Eu não suporto mais isto.

O amei como talvez eu não tenha imaginado quando nos conhecemos. Ainda és o que me dói no peito, e o que me tarda da vida. Não me quero com você mais.

Daquele que jamais o quererá outra vez. Henrique.

E foi com estas palavras que ele agradeceu não ter tomado o rumo, mais cedo, de outro caminho. Que agradeceu ter ido ao trabalho, e não desviado a rota de costume. No entanto, algo o assombrava as idéias: “como seria a vida de Henrique, como ele se faria depois dali?
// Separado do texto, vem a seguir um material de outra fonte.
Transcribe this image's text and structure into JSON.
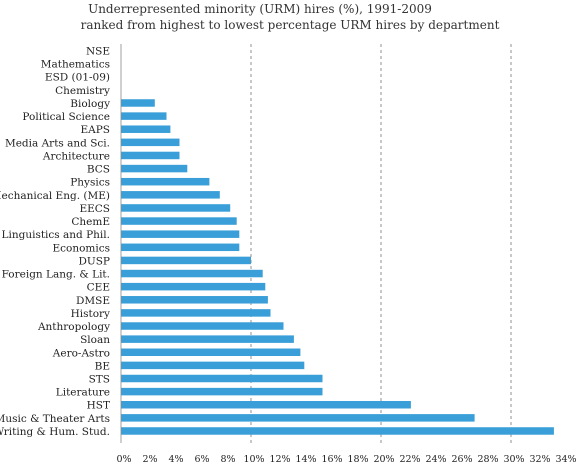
{
  "chart_data": {
    "type": "bar",
    "orientation": "horizontal",
    "title": "Underrepresented minority (URM) hires (%), 1991-2009",
    "subtitle": "ranked from highest to lowest percentage URM hires by department",
    "xlabel": "",
    "ylabel": "",
    "xlim": [
      0,
      34
    ],
    "x_ticks": [
      "0%",
      "2%",
      "4%",
      "6%",
      "8%",
      "10%",
      "12%",
      "14%",
      "16%",
      "18%",
      "20%",
      "22%",
      "24%",
      "26%",
      "28%",
      "30%",
      "32%",
      "34%"
    ],
    "gridlines_at": [
      10,
      20,
      30
    ],
    "grid_style": "dashed vertical",
    "bar_color": "#3a9fd8",
    "categories": [
      "NSE",
      "Mathematics",
      "ESD (01-09)",
      "Chemistry",
      "Biology",
      "Political Science",
      "EAPS",
      "Media Arts and Sci.",
      "Architecture",
      "BCS",
      "Physics",
      "Mechanical Eng. (ME)",
      "EECS",
      "ChemE",
      "Linguistics and Phil.",
      "Economics",
      "DUSP",
      "Foreign Lang. & Lit.",
      "CEE",
      "DMSE",
      "History",
      "Anthropology",
      "Sloan",
      "Aero-Astro",
      "BE",
      "STS",
      "Literature",
      "HST",
      "Music & Theater Arts",
      "Writing & Hum. Stud."
    ],
    "values": [
      0,
      0,
      0,
      0,
      2.6,
      3.5,
      3.8,
      4.5,
      4.5,
      5.1,
      6.8,
      7.6,
      8.4,
      8.9,
      9.1,
      9.1,
      10.0,
      10.9,
      11.1,
      11.3,
      11.5,
      12.5,
      13.3,
      13.8,
      14.1,
      15.5,
      15.5,
      22.3,
      27.2,
      33.3
    ]
  }
}
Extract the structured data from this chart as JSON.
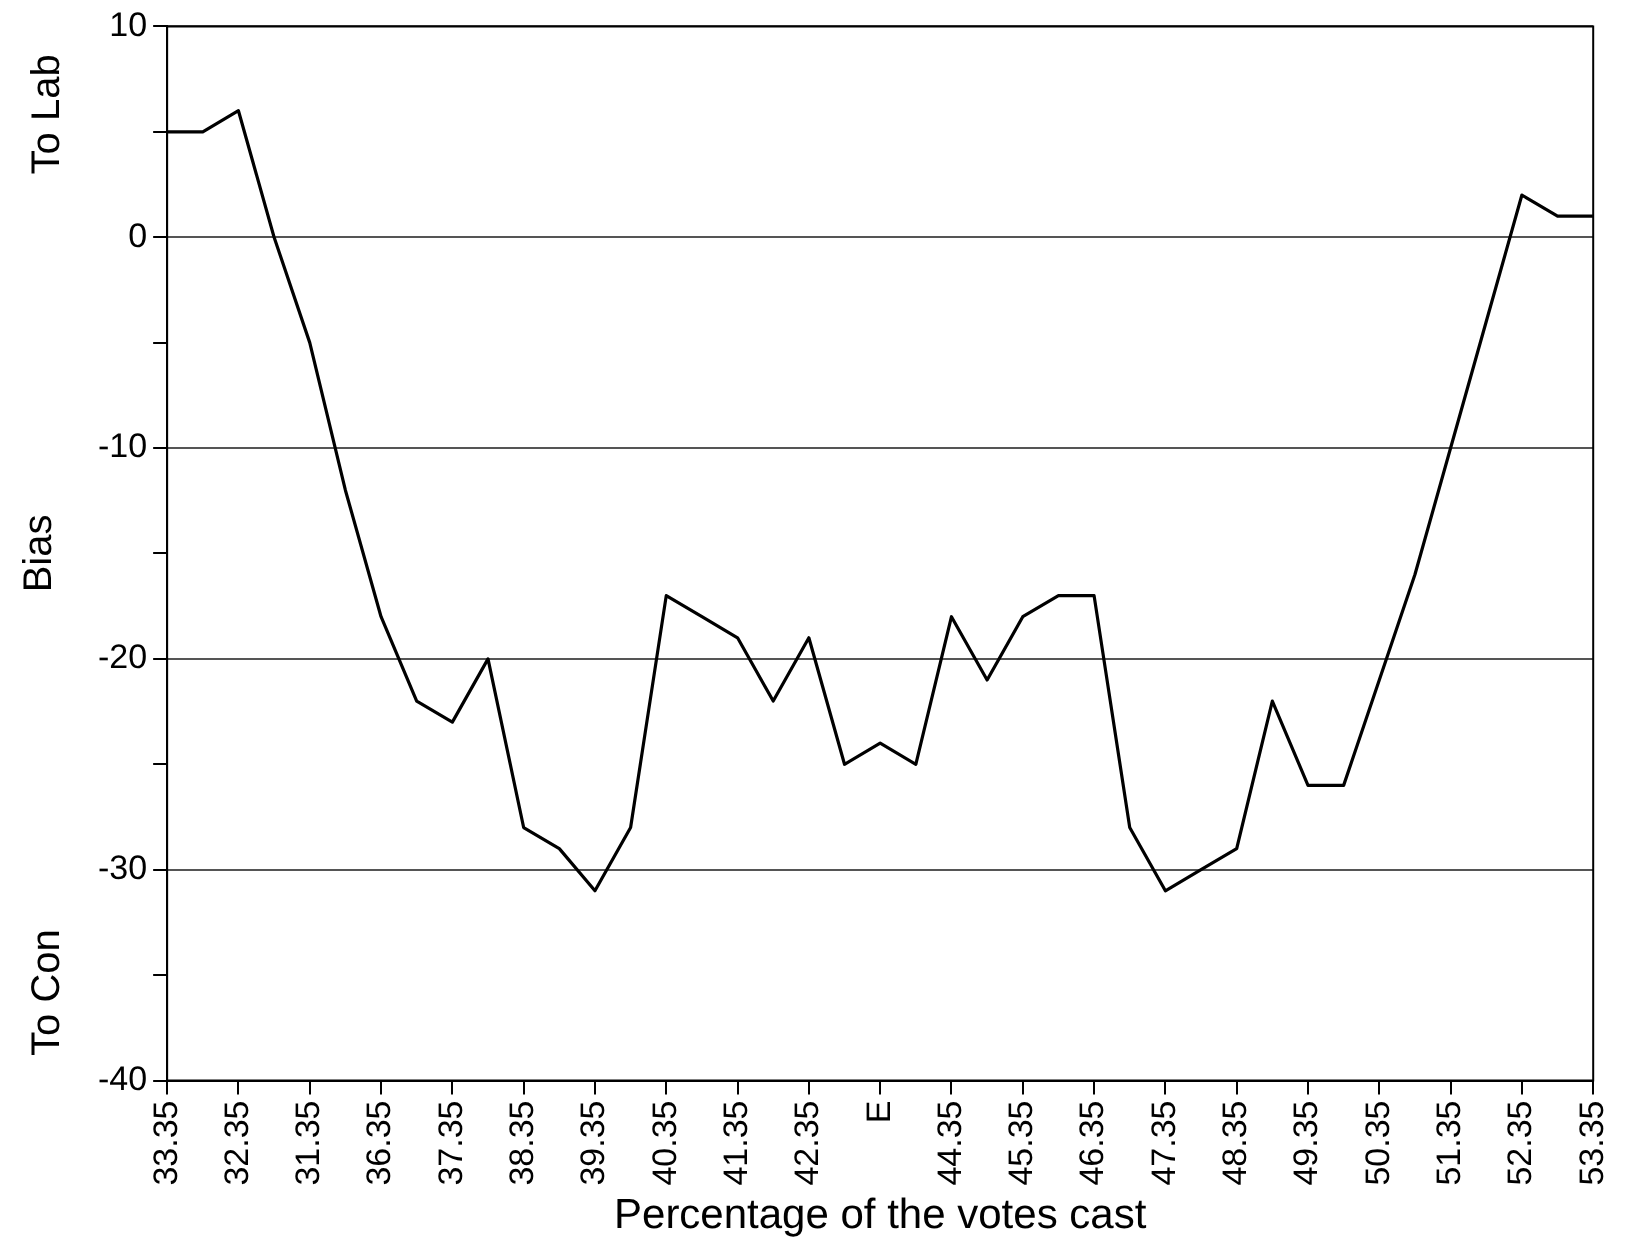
{
  "chart_data": {
    "type": "line",
    "xlabel": "Percentage of the votes cast",
    "ylabel": "Bias",
    "annotations": [
      "To Lab",
      "To Con"
    ],
    "categories": [
      "33.35",
      null,
      "32.35",
      null,
      "31.35",
      null,
      "36.35",
      null,
      "37.35",
      null,
      "38.35",
      null,
      "39.35",
      null,
      "40.35",
      null,
      "41.35",
      null,
      "42.35",
      null,
      "E",
      null,
      "44.35",
      null,
      "45.35",
      null,
      "46.35",
      null,
      "47.35",
      null,
      "48.35",
      null,
      "49.35",
      null,
      "50.35",
      null,
      "51.35",
      null,
      "52.35",
      null,
      "53.35"
    ],
    "series": [
      {
        "color": "#000000",
        "values": [
          5,
          5,
          6,
          0,
          -5,
          -12,
          -18,
          -22,
          -23,
          -20,
          -28,
          -29,
          -31,
          -28,
          -17,
          -18,
          -19,
          -22,
          -19,
          -25,
          -24,
          -25,
          -18,
          -21,
          -18,
          -17,
          -17,
          -28,
          -31,
          -30,
          -29,
          -22,
          -26,
          -26,
          -21,
          -16,
          -10,
          -4,
          2,
          1,
          1
        ]
      }
    ],
    "ylim": [
      -40,
      10
    ],
    "yticks": [
      -40,
      {
        "value": -35,
        "label": null
      },
      -30,
      {
        "value": -25,
        "label": null
      },
      -20,
      {
        "value": -15,
        "label": null
      },
      -10,
      {
        "value": -5,
        "label": null
      },
      0,
      {
        "value": 5,
        "label": null
      },
      10
    ],
    "grid": "y",
    "legend": false,
    "marker": "none",
    "line_style": "solid"
  }
}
Será que os novos caminhos dele o farão lembrar-se sempre dos trajetos?”. Mas como de costume, deixou-se levar pela cômoda preguiça cômoda e caiu no sofá. E assim, sentado no sofá com seu vinho, e seu livro ele recompôs seu futuro. Mas não havia nada lá. Não haveria nada de novo pela frente. Ele não seria capaz de tentar nada. O nada seria sempre sua mais intensa busca, seu mais intenso desejo e prazer. O nada era a conquista do fracasso.